Redevance audiovisuelle, Web3, streaming, NFT, …
« Concrètement, je veux faire en sorte que les acteurs européens maîtrisent les briques technologiques associées au Web3 et au métavers pour ne pas dépendre des géants américains ou chinois », avait expliqué Emmanuel Macron fin avril dans une longue interview à The Big Whale. Et le chef d’Etat d’envisager ces univers virtuels et immersibles pour la culture justement : « Bâtir un métavers européen c’est aussi produire, promouvoir et maîtriser nos contenus culturels et créatifs. Le métavers a un immense potentiel dans la culture et les loisirs grâce à ses applications dans la musique, concerts, expositions artistiques, etc.

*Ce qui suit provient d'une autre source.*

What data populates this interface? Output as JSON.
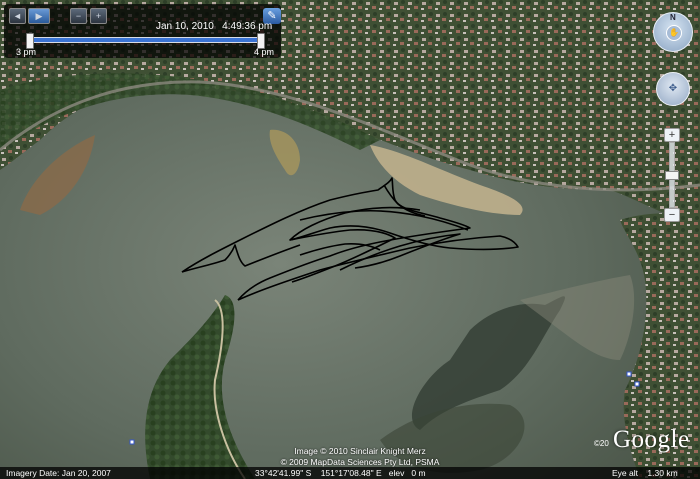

Nous ne pouvons réfléchir notre politique culturelle en dehors de cette révolution. Je souhaite que nos principaux établissements culturels développent une politique en matière de NFT (…). La France, à travers sa langue, son patrimoine, ses villes et villages, ses monuments, doit aussi exister dans le métavers. Je souhaite que nous puissions réfléchir à ce que serait un musée dématérialisé de l’histoire de France dans cet univers » (4). RAM, déjà confronté aux difficultés réelles de la culture, devra faire face à celles des métavers.
Autre gros dossier sur son bureau rue de Valoir : la suppression de la redevance audiovisuelle, « décision précipitée et malvenue du Président de la République », dit le 23 mai la Société civile des auteurs multimédias (Scam). Un rapport sur « l’avenir du financement du service public de l’audiovisuel » devrait lui être remis avant la fin de ce printemps par la mission qu’il avait confiée en octobre 2021 à l’IGF (5) et à l’Igac (6). Mais le flou nourrit les inquiétudes. « L’absence de toute garantie d’un financement affecté – de nature à maintenir une ambition élevée du service public, à l’égard notamment de la création, et à assurer une indépendance incontestable – ouvre la porte à une fragilisation durable et dangereuse de l’audiovisuel public », a pointé le 20 mai la Société des auteurs et compositeurs dramatiques (SACD). Le Syndicat des producteurs indépendants (SPI) prévient, lui, qu’il sera « vigilant ». Ou encore le Syndicat des radios indépendantes (Sirti) et Locales.tv qui appellent à créer « un statut pour les médias audiovisuels locaux privés ».
Dans le secteur de la musique, alors qu’un « accord historique » a été signé le 12 mai sur la rémunération minimale des artistes diffusés en streaming musical (lire p. 6 et 7), la question du mode calcul de ces rémunérations reste encore en suspens : faut-il passer de l’actuel market centric au user centric, comme le suggèrent encore le 20 mai l’Union des producteurs phonographiques français indépendants (UPFI) et son bras armée « copyright » la Société civile des producteurs de phonogrammes en France (SPPF) ? Un rapport commun du Conseil supérieur de la propriété littéraire et artistique (CSPLA) et du Centre national de la musique (CNM), attendu pour juillet, devrait aider RAM à trancher, alors que la musique est en passe d’être « NFTéisée ».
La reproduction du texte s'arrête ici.